CIS587: LOGIC, PART 3

Proof as Search
Some Proof Strategies
SLD-Resolution
Pure Prolog
Prolog
Forward-Chaining and Backward-Chaining
Some Review Thoughts

Proof as Search

Up to now we have exhibited proofs as if they were found miracolously. We gave formulae and showed proofs of the intended results. We did not exhibit how the proofs were derived.
We now examine how proofs can actually be found. In so doing we stress the close ties between theorem proving and search.

A General Proof Procedure

We use binary resolution [we represent clauses as sets] and we represent the proof as a tree, the Proof Tree. In this tree nodes represent clauses. We start with two disjoint sets of clauses INITIAL and OTHERS.
  1. We create a node START and introduce an hyperarc from START to new nodes, each representing a distinct element of INITIAL. We put in a set OPEN all these new nodes. These nodes are called AND Nodes.
  2. If OPEN is empty, we terminate. Otherwise we remove an element N from OPEN using a selection function SELECT.
  3. If N is an AND node, we connect N with a single hyperarc to new nodes N1 ... Nm, one for each literal in the clause C represented at N. These nodes are also labeled with C and are called OR Nodes. All of these nodes are placed into OPEN.
    [NOTE 1: In the case that C consists of a single literal, we can just say that N is now an OR node.]
    [NOTE 2: One may decide not to create all the nodes N1 .. Nm in a single action and instead to choose one of the literals of C and to create a node Ni to represent C with this choice of literal. Ni is inserted into OPEN. N also goes back into OPEN if not all of its literals have been considered. The rule used to choose the literal in C is called a Selection Rule]
    Repeat from 2.
  4. If N is an OR node, say, corresponding to the ith literal of a clause C, we consider all the possible ways of applying binary resolution between C and clauses from the set OTHERS, resolving on the ith literal of C.
    Let D1 .. Dp be the resulting clauses. We represent each of these clauses Dj by an AND node N(Dj) as in 1. above. We put an arc from N to N(Dj). We set OPEN to NEXT-OPEN(OPEN, C, {D1, .., Dp}). We set OTHERS to NEXT-OTHERS(OTHERS, C, {D1, .., Dp}).
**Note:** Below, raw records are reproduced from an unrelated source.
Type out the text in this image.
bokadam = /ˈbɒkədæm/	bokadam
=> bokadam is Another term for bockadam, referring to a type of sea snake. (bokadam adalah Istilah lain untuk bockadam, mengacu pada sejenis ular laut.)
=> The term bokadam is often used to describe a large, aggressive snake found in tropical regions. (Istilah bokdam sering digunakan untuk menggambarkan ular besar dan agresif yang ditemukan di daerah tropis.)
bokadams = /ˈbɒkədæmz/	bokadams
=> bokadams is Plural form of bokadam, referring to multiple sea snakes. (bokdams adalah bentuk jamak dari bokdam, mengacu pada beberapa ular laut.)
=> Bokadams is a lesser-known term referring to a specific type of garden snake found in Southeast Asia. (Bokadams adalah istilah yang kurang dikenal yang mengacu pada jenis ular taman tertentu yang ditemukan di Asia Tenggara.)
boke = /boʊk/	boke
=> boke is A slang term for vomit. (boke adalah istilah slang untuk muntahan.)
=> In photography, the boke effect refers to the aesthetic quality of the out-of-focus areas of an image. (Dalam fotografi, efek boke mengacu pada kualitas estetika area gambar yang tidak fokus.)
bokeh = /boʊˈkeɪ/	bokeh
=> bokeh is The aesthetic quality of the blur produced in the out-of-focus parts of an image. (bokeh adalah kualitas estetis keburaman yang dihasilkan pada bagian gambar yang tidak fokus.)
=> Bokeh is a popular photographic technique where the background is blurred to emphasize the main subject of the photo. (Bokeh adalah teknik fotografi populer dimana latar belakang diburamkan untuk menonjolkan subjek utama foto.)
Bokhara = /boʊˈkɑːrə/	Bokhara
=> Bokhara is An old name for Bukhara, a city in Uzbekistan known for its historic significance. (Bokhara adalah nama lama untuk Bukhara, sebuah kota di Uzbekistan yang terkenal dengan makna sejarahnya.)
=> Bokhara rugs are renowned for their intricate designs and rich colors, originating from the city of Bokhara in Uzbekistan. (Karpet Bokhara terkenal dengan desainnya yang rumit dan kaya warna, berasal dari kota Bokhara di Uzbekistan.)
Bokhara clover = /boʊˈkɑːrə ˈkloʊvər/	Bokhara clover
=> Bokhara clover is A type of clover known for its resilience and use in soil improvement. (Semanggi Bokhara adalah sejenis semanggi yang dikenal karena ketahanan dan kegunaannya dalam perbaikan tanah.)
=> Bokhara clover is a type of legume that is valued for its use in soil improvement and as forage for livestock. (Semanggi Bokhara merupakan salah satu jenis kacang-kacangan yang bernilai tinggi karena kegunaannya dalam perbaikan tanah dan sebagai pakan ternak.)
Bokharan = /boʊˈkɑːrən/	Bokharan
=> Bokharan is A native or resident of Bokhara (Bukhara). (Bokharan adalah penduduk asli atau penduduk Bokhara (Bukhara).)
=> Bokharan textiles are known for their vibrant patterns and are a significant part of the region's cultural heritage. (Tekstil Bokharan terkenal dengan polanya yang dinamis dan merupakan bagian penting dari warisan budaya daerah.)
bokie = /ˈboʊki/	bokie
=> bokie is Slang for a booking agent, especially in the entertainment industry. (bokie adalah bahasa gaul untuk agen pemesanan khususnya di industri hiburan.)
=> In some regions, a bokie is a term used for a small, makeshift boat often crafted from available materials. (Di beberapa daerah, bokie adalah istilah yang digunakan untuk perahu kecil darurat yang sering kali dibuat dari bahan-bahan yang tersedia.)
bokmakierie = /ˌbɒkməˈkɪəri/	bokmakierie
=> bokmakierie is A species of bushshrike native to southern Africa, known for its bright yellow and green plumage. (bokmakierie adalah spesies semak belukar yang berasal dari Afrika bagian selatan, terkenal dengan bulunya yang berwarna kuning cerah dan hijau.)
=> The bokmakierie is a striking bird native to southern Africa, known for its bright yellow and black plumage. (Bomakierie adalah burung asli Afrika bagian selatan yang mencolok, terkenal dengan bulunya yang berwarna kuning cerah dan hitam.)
If in the proof tree we have, starting at START, a hyperpath (i.e. a path that may include hyperarcs) whose leaves have all label {}, we terminate with success.
    [NOTE 3: One may decide, instead of resolving C on its ith literal with all possible element of OTHERS, to select one compatible element of OTHERS and to resolve C with it, putting this resolvent and C back into OPEN. We would call a rule for selecting an element of OTHERS a Search Rule.]
    Repeat from 2.

In this proof procedure we have left indetermined:

There is no guaranty that for any choice of INITIAL, OTHERS, SELECT, NEXT-OPEN and NEXT-OTHERS the resulting theorem prover will be "complete", i.e. that everything that is provable will be provable with this theorem prover.

Example 1

Suppose that we want to prove (we already encountered this problem in the Logic 2 notes) that
  1. NOT P(x) OR NOT R(x)
    is inconsistent with the set of clauses:
  2. NOT S(x) OR H(x)
  3. NOT S(x) OR R(x)
  4. S(b)
  5. P(b)

The following are possible selections for the indeterminates:

INITIAL: {1.}, that is, it consists of the clauses representing the negation of the goal.
OTHERS: {2. 3. 4. 5.}, that is, it consists of the non-logical axioms.
SELECT: We use OPEN as a FIFO queue, i.e. we do breadth-first search.
NEXT-OPEN: It sets NEXT-OPEN(OPEN, C, {D1, .., Dp}) to the union of OPEN, {C}, and {D1, .., Dp}.
NEXT-OTHERS: It leaves OTHERS unchanged
The Proof Tree is then (we underline AND nodes and all their outgoing arcs are assumed to form a single hyperlink)
			START
			  |
			  |
		    NOT P(x) OR NOT R(x)
		     /---------------\
		   /                  \
	  NOT P(x) OR NOT R(x)   NOT P(x) OR NOT R(x)
	         |		      |
		 |		      |
	   NOT R(B)		 NOT P(x) OR NOT S(x)
		 |                /----------- \
		 |	         /              \
	   NOT S(B)	     NOT S(B)	     NOT P(B)
		 |              |		 |
		 |              |                |
		{}             {}               {}
At an OR node we apply resolution between the current clause at its selected literal and all the compatible elements of OTHERS.

Example 2

The following example uses Horn clauses in propositional logic. I use the notation that is common in Prolog: we represent the implication:

A1 AND A2 AND .. AND An IMPLIES A

as

A < = A1, A2, .. , An

Our problem is:
  1. A, This is what we want to prove
  2. A < = B, C
  3. A < = D
  4. B < = D, E
  5. B < = F
  6. C < =
  7. C < = D, F
  8. D < =
  9. F < =
We now partially represent the proof tree. We do not apply breadth first because we want to see how great is the impact of the choise of SELECT.
				  A
			     /         \
                           /             \
                         /                 \
                     B, C                   D
                  /------\                  |
                /          \                |
              /              \              {}
            B,C              B,C
           /   \             |   \
         /      \            |     \
      C,D,E      C,F         B      B,D,F
     ............................................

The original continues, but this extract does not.